So here’s the data frame.
id <-c(1,1,1,1,1,1,1,1,1,1,2,2,2,2,2,2,2,2,2,2,3,3,3,3,3,3,3,3,3,3)
a <-c(3,1,3,3,1,3,3,3,3,1,3,2,1,2,1,3,3,2,1,1,1,3,1,3,3,3,2,1,1,3)
b <-c(3,2,1,1,1,1,1,1,1,1,1,2,1,3,2,1,1,1,2,1,3,1,2,2,1,3,3,2,3,2)
c <-c(1,3,2,3,2,1,2,3,3,2,2,3,1,2,3,3,3,1,1,2,3,3,1,2,2,3,2,2,3,2)
d <-c(3,3,3,1,3,2,2,1,2,3,2,2,2,1,3,1,2,2,3,2,3,2,3,2,1,1,1,1,1,2)
e <-c(2,3,1,2,1,2,3,3,1,1,2,1,1,3,3,2,1,1,3,3,2,2,3,3,3,2,3,2,1,3)
df <-data.frame(id,a,b,c,d,e)
df
Basically what I would like to do is to get the occurrences of numbers for each column (a,b,c,d,e) and for each id group (1,2,3) (for this latter grouping see my column ’id’).

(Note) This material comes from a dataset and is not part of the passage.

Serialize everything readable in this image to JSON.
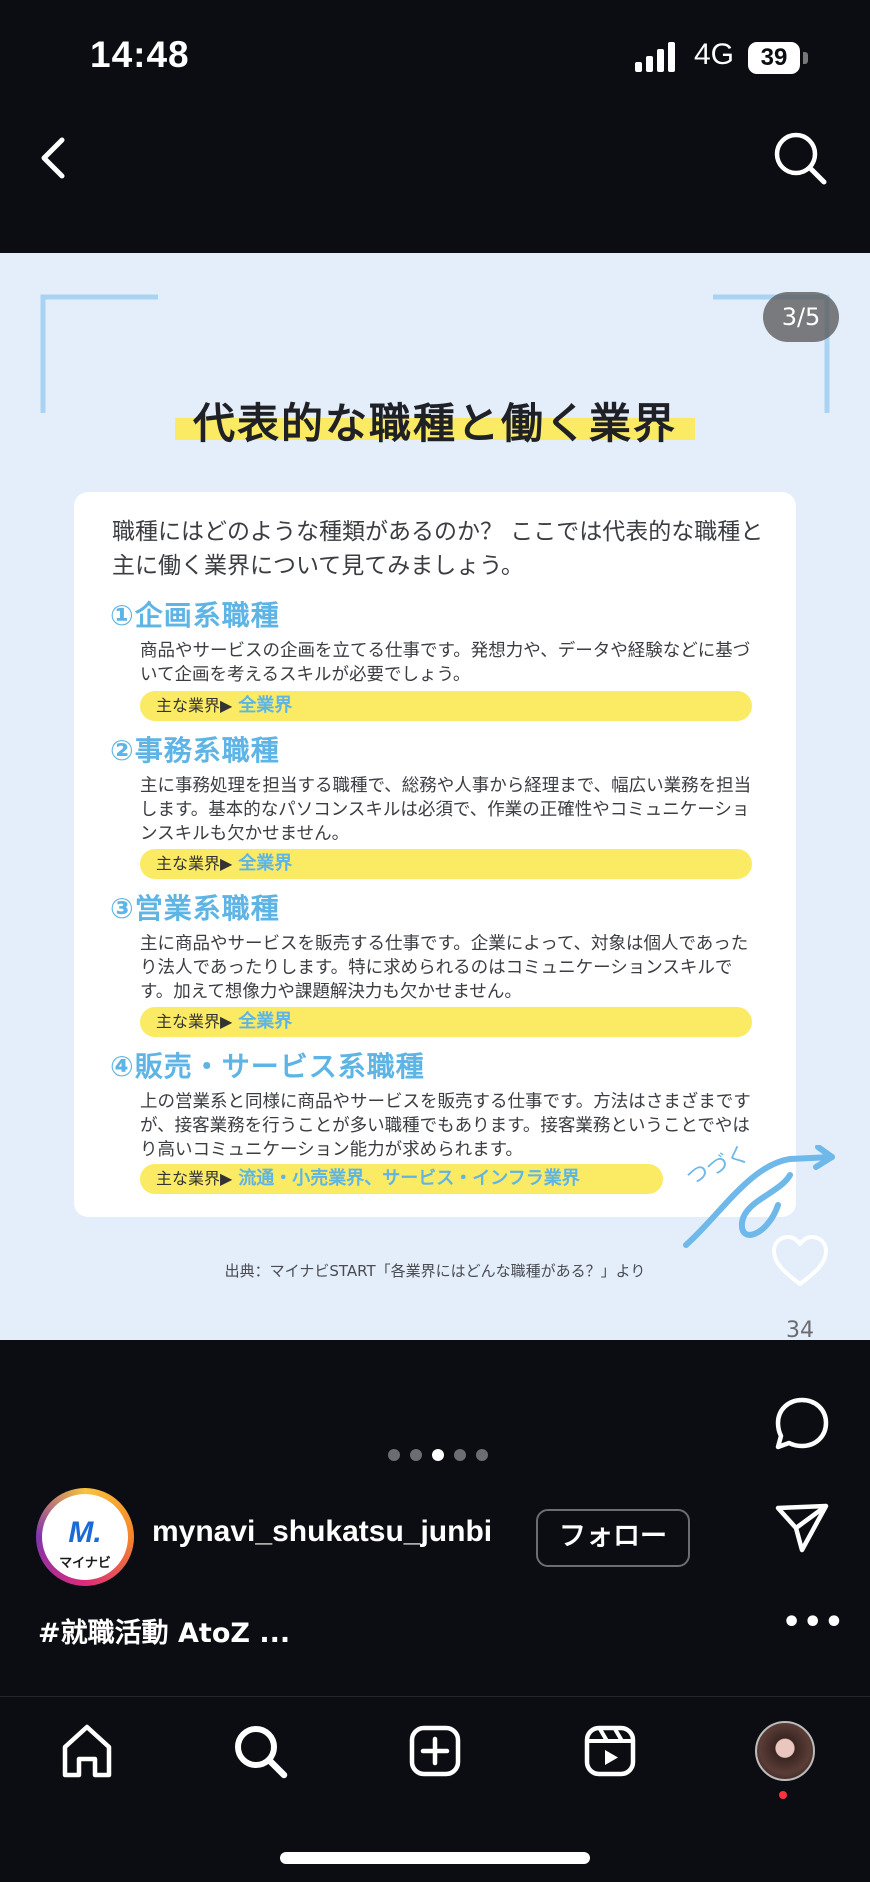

So, for column ’a’ and for id number ’1’ (for the latter see column ’id’) the code would be something like this:
as.numeric(table(df[1:10,2]))
##The results are:
[1] 3 7
Just to briefly explain my results: in column ’a’ (and regarding only those records which have number ’1’ in column ’id’) we can say that number '1' occured 3 times and number '3' occured 7 times.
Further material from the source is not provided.